Сейчас Джон Росс и его богомерзкая самка любовались статуей богини Эпоны. По традиции эта богиня изображается в виде кобылы, иногда с крыльями, иногда без. Эта конкретная статуя была изваяна без крыльев.

— Какая прекрасная статуя! — говорил Джон Росс своей орчанке. — Алиса, что тебе больше всего в ней нравится?

— Ну… пропорции, например, — ответила Алиса. — Она такая стройная, шея очень длинная, как у мифического гуся-лебедя, изогнута грациозно… Ресницы еще… очень тоная работа… Интересно, как скульптор вообще сумел их изваять?
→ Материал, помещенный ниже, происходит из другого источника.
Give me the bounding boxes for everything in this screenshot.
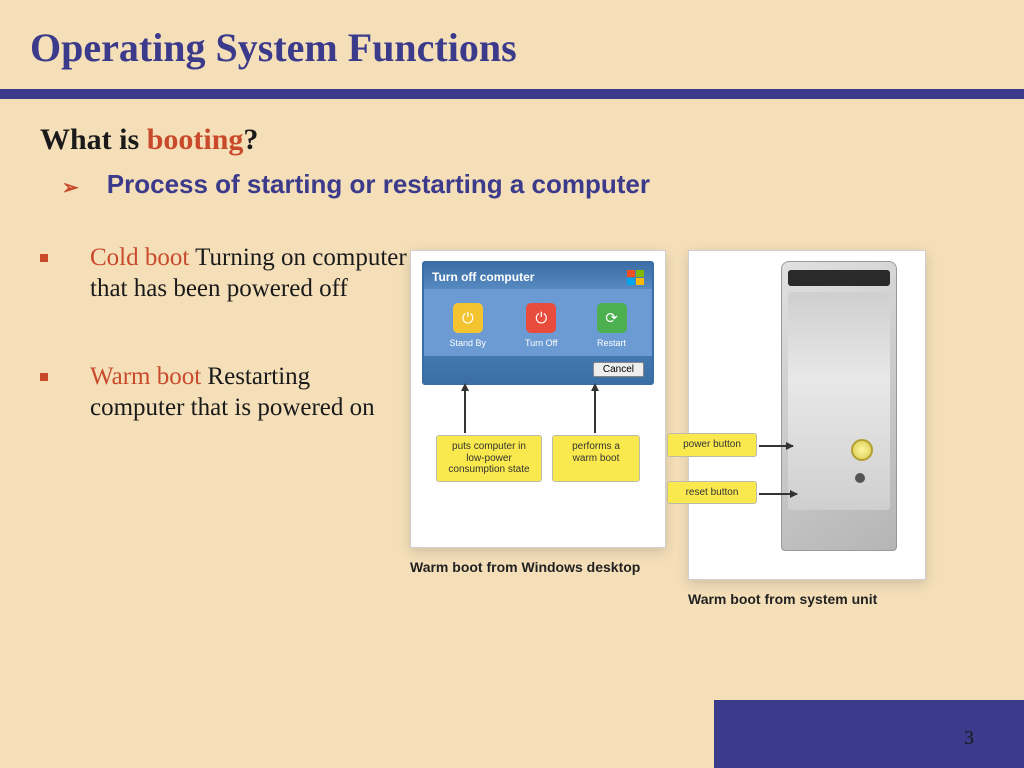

— По-моему, тут проволока припаяна, — предположил Джон Росс. — Но точно утверждать не берусь, слишком плохо видно с такого расстояния. Если на статую залезть и руками пощупать — тогда ясно будет, а так — не видно.

— Хочешь, я залезу? — предложила Алиса. — Я ловкая!

— Уже накурилась? — подозрительно спросил Джон Росс. — Весь день глаз с тебя не спускал…

— Я чуть-чуть, — сказала Алиса и глупо хихикнула.

— На статую богини залезать нельзя, — заявил Джон Росс. — Это будет неуважение к религии и вообще неприлично. Статуей надо любоваться, а залезать надо на живую кобылу. О, гляди, какой тут постамент интересный!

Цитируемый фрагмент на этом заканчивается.